Pouco depois ela está incapaz de produzir palavras e eu continuo a segurá-la, ajoelhado no chão do quarto, no meio de um imenso caudal de sangue. Estou a fazer-lhe festas no cabelo e as minhas mãos estão manchadas e ela está a olhar-me e a tentar sorrir: os seus dentes violeta, a sua boca um buraco gorgolejante por onde ela tenta respirar.
Quando a última onda a atinge o mundo já se retirou de mim e continuo a abraçá-la. A sua mão, que batia espasmodicamente no chão, pára subitamente.

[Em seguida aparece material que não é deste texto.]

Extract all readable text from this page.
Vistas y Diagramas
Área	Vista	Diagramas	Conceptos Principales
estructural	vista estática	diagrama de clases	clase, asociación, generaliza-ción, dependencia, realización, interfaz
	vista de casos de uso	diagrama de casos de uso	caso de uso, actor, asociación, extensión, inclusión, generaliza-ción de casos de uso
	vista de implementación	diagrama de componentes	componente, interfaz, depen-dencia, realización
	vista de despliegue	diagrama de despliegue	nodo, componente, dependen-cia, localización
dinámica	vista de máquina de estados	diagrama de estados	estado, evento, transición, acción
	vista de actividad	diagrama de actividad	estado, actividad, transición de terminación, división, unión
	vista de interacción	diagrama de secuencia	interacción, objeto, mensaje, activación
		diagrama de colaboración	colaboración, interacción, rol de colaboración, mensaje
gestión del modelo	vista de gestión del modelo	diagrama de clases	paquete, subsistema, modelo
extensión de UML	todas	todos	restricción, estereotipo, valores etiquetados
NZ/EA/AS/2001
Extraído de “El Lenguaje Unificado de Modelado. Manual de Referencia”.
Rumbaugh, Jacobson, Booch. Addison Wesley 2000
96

E os helicópteros chegam e iluminam-nos com holofotes fortíssimos, e o vento faz com que os confettis se agitem em turbilhão à nossa volta, alguém diz ‘Corta!’, eu desisto de tudo, as Forças Especiais irrompem pelo quarto a gritar.


(inspirado em ‘Glamorama’, de Bret Easton Ellis)

Madrugada 4/3

Quando acordo ela está pendurada pelo pescoço numa das traves do tecto do meu quarto, e a sua língua azul está descaída, morta, e há leves rastos de sangue seco a partir dos seus olhos vazios. Eu sento-me na cama e vejo a sua camisa de dormir rasgada, o peito e o pescoço furiosamente arranhados numa tentativa de apressar a morte.
Uma cadeira está caída ao lado de uma mancha escura no chão, o sítio onde o sangue dos seus pulsos abertos coagula, congela, e eu estou a pensar que não é possível ela ter-se enforcado com os pulsos naquele estado – cortados de uma forma tão profunda, tão metódica, tão bárbara.
Terei sido eu? A noite passada é apenas uma mancha na minha memória. Levanto-me e reparo que os pés dela estão a escassos centímetros do chão. Os dedos azulados apontam para baixo, como se estivessem a tentar apoiar-se em algum lado. Talvez ela não quisesse morrer.
Quando lhe toco, um enorme vibrador sai com um som obsceno de entre as suas pernas e cai no chão, rolando até tocar nos meus pés.
Precipito-me para a janela e abro as cortinas e a luz inunda o quarto, e quando me volto para trás, com uma ligeira esperança, ela ainda lá está.